One of my favorite simple dishes, where adding anything detracts from the overall result is sauteing sliced zuchinni (marrow to the Brits) in butter with sliced mushrooms, until everybody's tender and the mushrooms surrender their liquids. Salt and pepper to taste of course.
And why are you folks coming up with the habs and scotch bonnets for? If I'm entertaining I usually only go as high as serranos without a lot of warning ahead of time. Fresh habs will raise blisters on your bare flesh, its happened to me before, making chili. Two habs, with seeds, made a batch of chili, two gallons in volume, too hot for most of my folks to eat. I had to eat most of it myself. (Wow, that was 16 years ago!)
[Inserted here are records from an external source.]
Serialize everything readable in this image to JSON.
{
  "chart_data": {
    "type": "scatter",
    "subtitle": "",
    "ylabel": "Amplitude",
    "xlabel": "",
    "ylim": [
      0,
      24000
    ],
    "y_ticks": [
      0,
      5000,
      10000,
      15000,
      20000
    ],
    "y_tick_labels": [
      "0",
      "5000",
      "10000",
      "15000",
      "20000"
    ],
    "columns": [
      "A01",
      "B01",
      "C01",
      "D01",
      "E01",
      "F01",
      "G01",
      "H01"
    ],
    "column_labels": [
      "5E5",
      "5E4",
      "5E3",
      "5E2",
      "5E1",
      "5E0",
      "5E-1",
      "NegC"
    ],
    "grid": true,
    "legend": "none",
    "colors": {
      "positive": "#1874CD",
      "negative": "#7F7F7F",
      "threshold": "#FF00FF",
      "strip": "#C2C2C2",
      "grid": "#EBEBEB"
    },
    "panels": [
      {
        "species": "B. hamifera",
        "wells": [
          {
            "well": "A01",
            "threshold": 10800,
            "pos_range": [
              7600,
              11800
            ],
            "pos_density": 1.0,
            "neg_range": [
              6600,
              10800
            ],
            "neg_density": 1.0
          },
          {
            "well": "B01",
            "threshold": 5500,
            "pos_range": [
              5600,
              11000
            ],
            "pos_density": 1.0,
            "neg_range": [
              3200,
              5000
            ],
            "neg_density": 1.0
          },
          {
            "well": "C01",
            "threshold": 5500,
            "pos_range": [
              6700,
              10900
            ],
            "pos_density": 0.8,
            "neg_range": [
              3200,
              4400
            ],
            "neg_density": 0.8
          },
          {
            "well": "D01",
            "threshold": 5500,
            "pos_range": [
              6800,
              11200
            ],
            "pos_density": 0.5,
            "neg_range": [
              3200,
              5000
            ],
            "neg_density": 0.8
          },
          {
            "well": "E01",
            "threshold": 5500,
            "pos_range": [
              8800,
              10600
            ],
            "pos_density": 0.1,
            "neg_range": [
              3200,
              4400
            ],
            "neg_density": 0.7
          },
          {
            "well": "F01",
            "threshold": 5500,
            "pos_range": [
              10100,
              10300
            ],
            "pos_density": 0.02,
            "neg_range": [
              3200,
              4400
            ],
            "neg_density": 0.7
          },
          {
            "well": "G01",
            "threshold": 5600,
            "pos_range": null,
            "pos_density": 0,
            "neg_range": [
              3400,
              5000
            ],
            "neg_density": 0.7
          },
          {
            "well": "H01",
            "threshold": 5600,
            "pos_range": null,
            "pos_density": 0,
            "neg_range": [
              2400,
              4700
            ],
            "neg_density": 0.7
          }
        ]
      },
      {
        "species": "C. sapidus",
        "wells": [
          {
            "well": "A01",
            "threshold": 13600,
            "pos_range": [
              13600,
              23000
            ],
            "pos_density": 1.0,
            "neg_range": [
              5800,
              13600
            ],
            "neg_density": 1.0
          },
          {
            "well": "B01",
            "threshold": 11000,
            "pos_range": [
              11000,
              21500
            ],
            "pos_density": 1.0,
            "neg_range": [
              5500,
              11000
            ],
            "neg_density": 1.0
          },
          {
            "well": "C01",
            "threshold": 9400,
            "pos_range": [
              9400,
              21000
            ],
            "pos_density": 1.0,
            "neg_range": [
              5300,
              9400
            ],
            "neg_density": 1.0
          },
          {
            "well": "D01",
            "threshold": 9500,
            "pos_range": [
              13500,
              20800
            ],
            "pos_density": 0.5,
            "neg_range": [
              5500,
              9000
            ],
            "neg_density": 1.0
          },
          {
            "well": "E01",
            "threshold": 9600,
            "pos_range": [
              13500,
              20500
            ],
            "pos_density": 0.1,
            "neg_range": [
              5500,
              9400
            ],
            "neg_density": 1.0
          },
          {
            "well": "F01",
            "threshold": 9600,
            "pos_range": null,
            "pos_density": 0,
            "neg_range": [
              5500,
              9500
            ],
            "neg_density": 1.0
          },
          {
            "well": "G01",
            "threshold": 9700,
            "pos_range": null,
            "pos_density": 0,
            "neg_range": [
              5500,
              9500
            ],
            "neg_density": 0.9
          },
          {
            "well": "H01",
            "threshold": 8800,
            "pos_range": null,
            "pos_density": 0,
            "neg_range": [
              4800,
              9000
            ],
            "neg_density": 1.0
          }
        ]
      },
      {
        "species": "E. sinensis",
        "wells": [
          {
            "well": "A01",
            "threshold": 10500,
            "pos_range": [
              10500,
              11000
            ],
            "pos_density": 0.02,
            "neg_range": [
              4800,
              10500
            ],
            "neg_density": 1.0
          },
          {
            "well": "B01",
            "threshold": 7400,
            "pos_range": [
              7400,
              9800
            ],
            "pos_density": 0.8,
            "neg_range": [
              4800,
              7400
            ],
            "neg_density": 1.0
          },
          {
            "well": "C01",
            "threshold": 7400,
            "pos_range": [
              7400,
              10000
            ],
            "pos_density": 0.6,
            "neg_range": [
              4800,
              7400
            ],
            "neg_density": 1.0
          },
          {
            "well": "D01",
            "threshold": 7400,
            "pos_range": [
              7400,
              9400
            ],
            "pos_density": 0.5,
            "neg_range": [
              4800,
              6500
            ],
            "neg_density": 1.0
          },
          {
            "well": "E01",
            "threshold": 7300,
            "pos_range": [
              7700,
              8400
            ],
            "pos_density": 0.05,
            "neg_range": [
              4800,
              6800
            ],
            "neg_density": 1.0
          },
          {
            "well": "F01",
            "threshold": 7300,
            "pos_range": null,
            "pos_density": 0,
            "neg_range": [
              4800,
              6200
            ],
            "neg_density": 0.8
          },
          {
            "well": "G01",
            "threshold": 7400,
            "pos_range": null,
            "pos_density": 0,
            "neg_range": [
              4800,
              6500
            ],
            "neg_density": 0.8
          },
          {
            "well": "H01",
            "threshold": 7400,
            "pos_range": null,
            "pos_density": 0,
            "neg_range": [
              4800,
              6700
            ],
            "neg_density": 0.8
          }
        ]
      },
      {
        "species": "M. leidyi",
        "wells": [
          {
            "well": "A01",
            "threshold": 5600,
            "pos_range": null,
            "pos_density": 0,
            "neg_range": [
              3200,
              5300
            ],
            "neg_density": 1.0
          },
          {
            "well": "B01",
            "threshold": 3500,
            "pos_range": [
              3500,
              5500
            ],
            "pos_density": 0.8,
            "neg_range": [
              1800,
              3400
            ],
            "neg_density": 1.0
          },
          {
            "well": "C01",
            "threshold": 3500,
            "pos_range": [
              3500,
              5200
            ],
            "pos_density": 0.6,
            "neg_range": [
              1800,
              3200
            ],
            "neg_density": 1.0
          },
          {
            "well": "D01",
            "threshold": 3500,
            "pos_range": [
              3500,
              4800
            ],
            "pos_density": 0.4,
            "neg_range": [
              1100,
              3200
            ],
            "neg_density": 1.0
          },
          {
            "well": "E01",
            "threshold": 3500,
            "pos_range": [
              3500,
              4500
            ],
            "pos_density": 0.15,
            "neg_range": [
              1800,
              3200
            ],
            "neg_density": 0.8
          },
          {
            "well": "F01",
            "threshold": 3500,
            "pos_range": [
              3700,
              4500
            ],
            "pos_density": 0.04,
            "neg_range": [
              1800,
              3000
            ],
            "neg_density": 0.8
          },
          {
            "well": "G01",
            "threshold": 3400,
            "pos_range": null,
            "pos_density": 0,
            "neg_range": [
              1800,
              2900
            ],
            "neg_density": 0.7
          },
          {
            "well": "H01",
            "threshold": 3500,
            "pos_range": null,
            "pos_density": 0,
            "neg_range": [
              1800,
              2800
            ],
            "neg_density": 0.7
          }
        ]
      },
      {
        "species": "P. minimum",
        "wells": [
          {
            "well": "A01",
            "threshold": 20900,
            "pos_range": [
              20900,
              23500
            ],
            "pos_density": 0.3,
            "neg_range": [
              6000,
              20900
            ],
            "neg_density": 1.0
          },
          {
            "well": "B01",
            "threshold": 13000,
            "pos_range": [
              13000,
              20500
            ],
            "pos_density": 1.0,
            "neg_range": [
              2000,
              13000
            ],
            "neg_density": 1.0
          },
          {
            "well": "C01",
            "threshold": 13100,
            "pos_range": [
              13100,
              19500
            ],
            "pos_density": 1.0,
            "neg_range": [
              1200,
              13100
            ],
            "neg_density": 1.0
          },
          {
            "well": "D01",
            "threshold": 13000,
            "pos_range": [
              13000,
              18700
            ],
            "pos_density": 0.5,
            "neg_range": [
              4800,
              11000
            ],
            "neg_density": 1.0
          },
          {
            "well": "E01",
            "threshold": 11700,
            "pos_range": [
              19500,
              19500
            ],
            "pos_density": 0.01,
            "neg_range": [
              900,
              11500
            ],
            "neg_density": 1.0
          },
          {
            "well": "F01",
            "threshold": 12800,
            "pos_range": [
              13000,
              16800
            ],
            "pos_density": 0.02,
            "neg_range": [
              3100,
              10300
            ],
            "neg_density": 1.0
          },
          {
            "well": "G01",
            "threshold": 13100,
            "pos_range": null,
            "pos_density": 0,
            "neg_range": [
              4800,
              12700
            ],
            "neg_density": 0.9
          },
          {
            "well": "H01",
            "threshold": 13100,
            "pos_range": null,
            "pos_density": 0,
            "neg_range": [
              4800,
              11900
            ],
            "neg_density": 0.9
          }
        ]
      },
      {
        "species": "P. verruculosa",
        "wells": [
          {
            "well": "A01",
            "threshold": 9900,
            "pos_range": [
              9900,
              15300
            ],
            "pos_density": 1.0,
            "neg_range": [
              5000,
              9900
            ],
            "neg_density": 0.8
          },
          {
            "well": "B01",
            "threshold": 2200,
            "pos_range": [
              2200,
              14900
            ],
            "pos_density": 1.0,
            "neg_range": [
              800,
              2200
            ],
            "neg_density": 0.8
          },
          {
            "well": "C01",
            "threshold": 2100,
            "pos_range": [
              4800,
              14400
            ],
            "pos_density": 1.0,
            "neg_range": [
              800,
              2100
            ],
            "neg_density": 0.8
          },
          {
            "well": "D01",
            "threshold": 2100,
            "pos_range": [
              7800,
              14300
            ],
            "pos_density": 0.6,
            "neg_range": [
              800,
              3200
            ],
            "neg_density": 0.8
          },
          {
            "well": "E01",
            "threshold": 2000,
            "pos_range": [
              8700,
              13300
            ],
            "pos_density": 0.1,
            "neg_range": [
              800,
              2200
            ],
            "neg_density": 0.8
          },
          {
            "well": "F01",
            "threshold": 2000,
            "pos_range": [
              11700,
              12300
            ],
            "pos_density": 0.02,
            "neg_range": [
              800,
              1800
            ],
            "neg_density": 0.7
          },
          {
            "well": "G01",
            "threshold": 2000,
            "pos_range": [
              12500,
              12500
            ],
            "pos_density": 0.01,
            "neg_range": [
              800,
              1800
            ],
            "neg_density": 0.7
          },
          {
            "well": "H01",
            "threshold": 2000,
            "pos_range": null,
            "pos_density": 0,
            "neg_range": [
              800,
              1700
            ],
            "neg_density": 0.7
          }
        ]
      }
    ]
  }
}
[QUOTE=jokergirl;1289563]I may have mentioned in another thread that I have a foodie blog somewhere offsite...
So who else here takes more than a "normal" interest in food?
And of course, do you have any recipes to recommend?
******************
Hi Jokergirl,
I enjoy cooking . Over time I'll share a few recipies you'll probably like....
including
Scratch Pancakes with sour cream, orange juice and zest
Waffles ( simillar take off of above .....wicked good)
Your very own scrumptious CORNED BEEF HASH (Rave reviews )
Delicious and easy CHICKEN IN AN HOUR ( DEAD SIMPLE and foolproof)
Rave reviews PIZZA ....a revelation .
A quite good Italian gravy (Tomato gravy made good and easy ).
Secret flavour Boston Baked Beans ( some rocket science involved)
Wicked Mocha frosting
Ask me what you want . Recipies shall be forth comming.
Best regards, Dan
Why wait!
I want your corned beef hash and Italian gravy recipe now.
We were at a friend's party a few years ago and a woman asks me: "So, are you a physics or a foodie?" (Reflecting the bimodal distribution of the guests.)
My response was: "Ummmmm, do I have to choose?"
Been concentrating recently on old fashioned low and slow original American barbecue.